The standoff over the North Dakota pipeline is typically portrayed as a the Standing Rock Sioux' attempting to protect their tribe's cultural heritage against energy industry encroachments.
North Dakota Congressman Kevin Cramer says that is not the issue at all. Fed up with being preached at by activists, musicians and progressive politicians, Cramer explains what he sees as the real issue in today's Wall Street Journal: a lawless White House that ignores the rules.
For starters, the land the pipeline would cross doesn't belong to the Standing Rock Sioux. It belongs to other private owners and the U.S. government. Cramer writes:
To suggest that the Standing Rock tribe has the legal ability to block the pipeline is to turn America’s property rights upside down.
Two federal courts have rejected the Sioux' claims and other tribes, opting for adjustments to the project rather than termination, have not joined the protest. Cramer also debunks the claim that the pipeline protest concerns the tribes water supply, as the pipeline will exceed water safety requirements.
The climate change argument goes out the window when one realizes that the oil that would use the pipeline is already being shipped through less environmental-friendly modes of transportation. None of these frequently made arguments against the pipeline really works.
Cramer writes:
So what is the pipeline dispute really about? Political expediency in a White House that does not see itself as being bound by the rule of law. The Obama administration has decided to build a political legacy rather than lead the country. It is facilitating an illegal occupation that has grown wildly out of control.

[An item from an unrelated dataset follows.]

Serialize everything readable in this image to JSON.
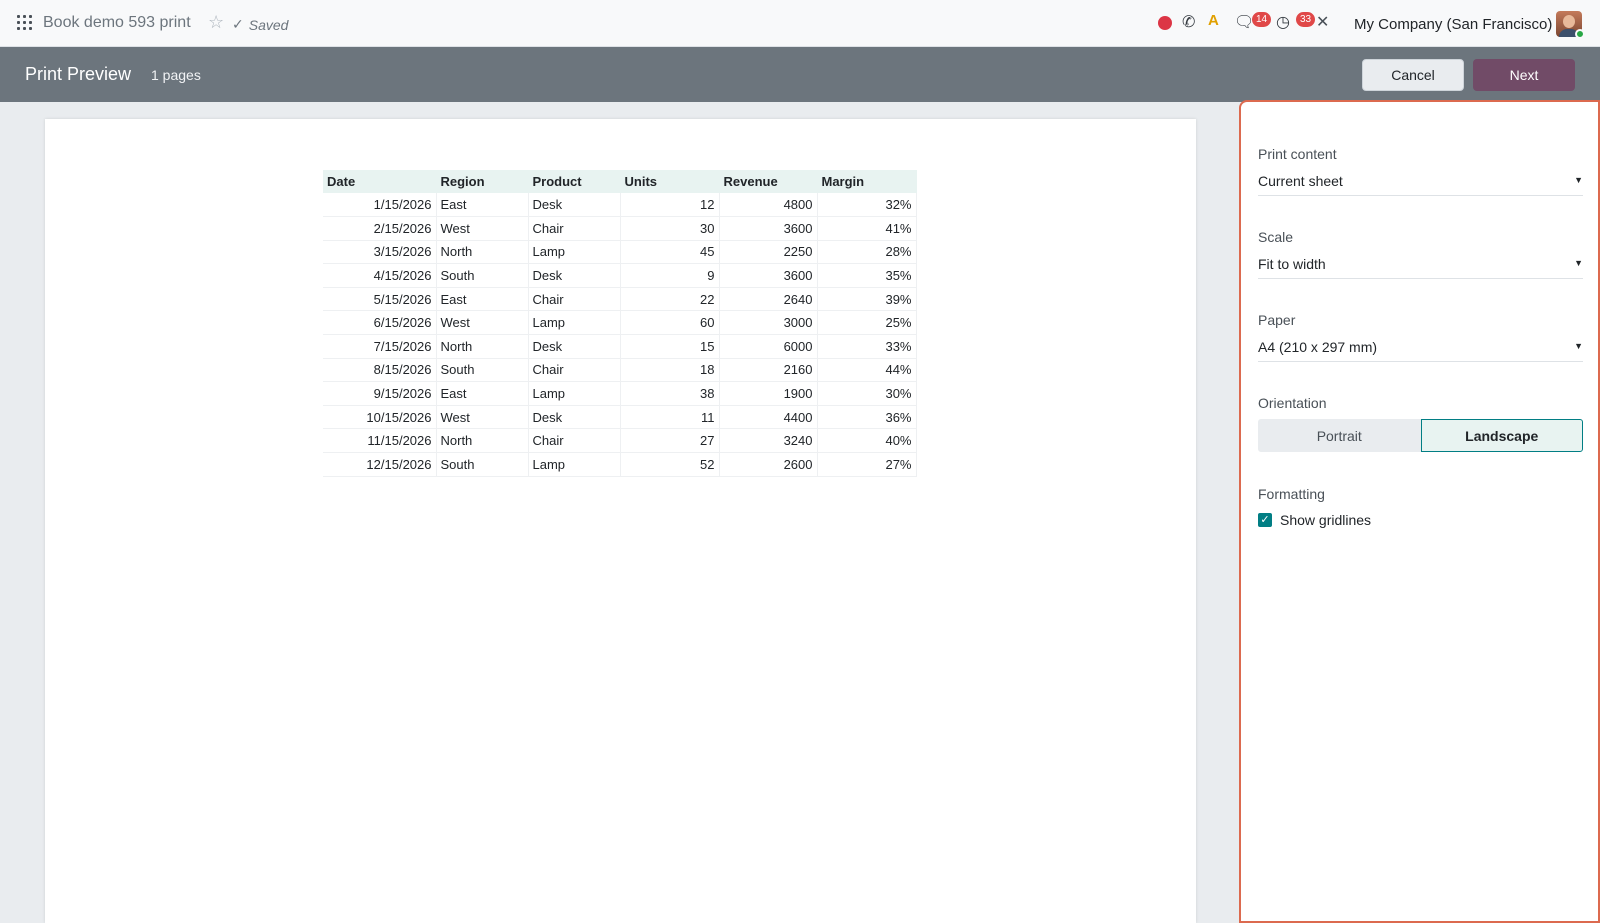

That the economy depends on a consistent and predictable permitting regime seems never to have crossed the president’s mind.
There is no doubt that Native American communities have historically suffered at the hands of the federal government. But to litigate that history on the back of a legally permitted river crossing is absurd. The Obama administration should enforce the law, release the easement and conclude this dangerous standoff.
A new administration is set to come in with a new approach.
But it will have to deal with a lot of myths–in this case of tribal heritage being threatened on tribal lands–that has served the previous administration.